This work was supported by the Ministry of Education, Science Technology (MEST) and the Korean Institute for the Advancement of Technology (KIAT) through the Human Resource Training Project for Regional Innovation. We also acknowledge the New University for Regional Innovation funded by the Ministry of Education, Science Technology (MEST) for support. We thank Dr Hyunuk Kim for the data collection.

supplementary crystallographic information

Comment

The electronic and steric tunnings through surrogating various substituents on the meso- and beta-carbons play crucial role in the synthesis of diverse porphyrin systems.

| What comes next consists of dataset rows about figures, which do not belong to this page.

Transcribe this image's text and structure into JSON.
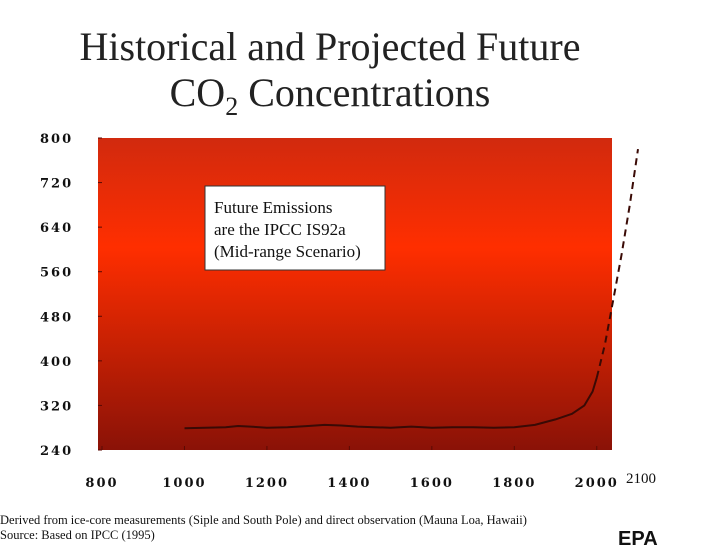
{
  "title": {
    "line1": "Historical and Projected Future",
    "line2_pre": "CO",
    "line2_sub": "2",
    "line2_post": " Concentrations"
  },
  "annotation": [
    "Future Emissions",
    "are the IPCC IS92a",
    "(Mid-range Scenario)"
  ],
  "footer": {
    "line1": "Derived from ice-core measurements (Siple and South Pole) and direct observation (Mauna Loa, Hawaii)",
    "line2": "Source: Based on IPCC (1995)"
  },
  "logo": "EPA",
  "colors": {
    "plot_top": "#d12a0e",
    "plot_mid": "#ff2e00",
    "plot_bottom": "#8a1207",
    "line": "#3a0a05"
  },
  "chart_data": {
    "type": "line",
    "title": "Historical and Projected Future CO2 Concentrations",
    "xlabel": "",
    "ylabel": "",
    "xlim": [
      800,
      2100
    ],
    "ylim": [
      240,
      800
    ],
    "xticks": [
      800,
      1000,
      1200,
      1400,
      1600,
      1800,
      2000
    ],
    "xticks_extra": [
      2100
    ],
    "yticks": [
      240,
      320,
      400,
      480,
      560,
      640,
      720,
      800
    ],
    "grid": false,
    "series": [
      {
        "name": "",
        "style": "solid",
        "x": [
          1000,
          1050,
          1100,
          1130,
          1160,
          1200,
          1250,
          1300,
          1340,
          1380,
          1420,
          1460,
          1500,
          1550,
          1600,
          1650,
          1700,
          1750,
          1800,
          1850,
          1900,
          1940,
          1970,
          1990,
          2000
        ],
        "y": [
          279,
          280,
          281,
          283,
          282,
          280,
          281,
          283,
          285,
          284,
          282,
          281,
          280,
          282,
          280,
          281,
          281,
          280,
          281,
          285,
          295,
          305,
          320,
          345,
          370
        ]
      },
      {
        "name": "",
        "style": "dashed",
        "x": [
          2000,
          2020,
          2040,
          2060,
          2080,
          2100
        ],
        "y": [
          370,
          430,
          510,
          590,
          680,
          780
        ]
      }
    ]
  }
}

In this respect, meso-ethynyl porphyrins have attracted the attention due to their wide utilization for the development of conjugated electronic (LeCours et al., 1996; Anderson et al., 1994; Henari et al., 1997; Screen et al., 2002) and light harvesting materials. As an extension of our research on the conjugated photoelectronic materials (Seo et al., 2008), the title compound (I) was prepared and its crystal structure determined.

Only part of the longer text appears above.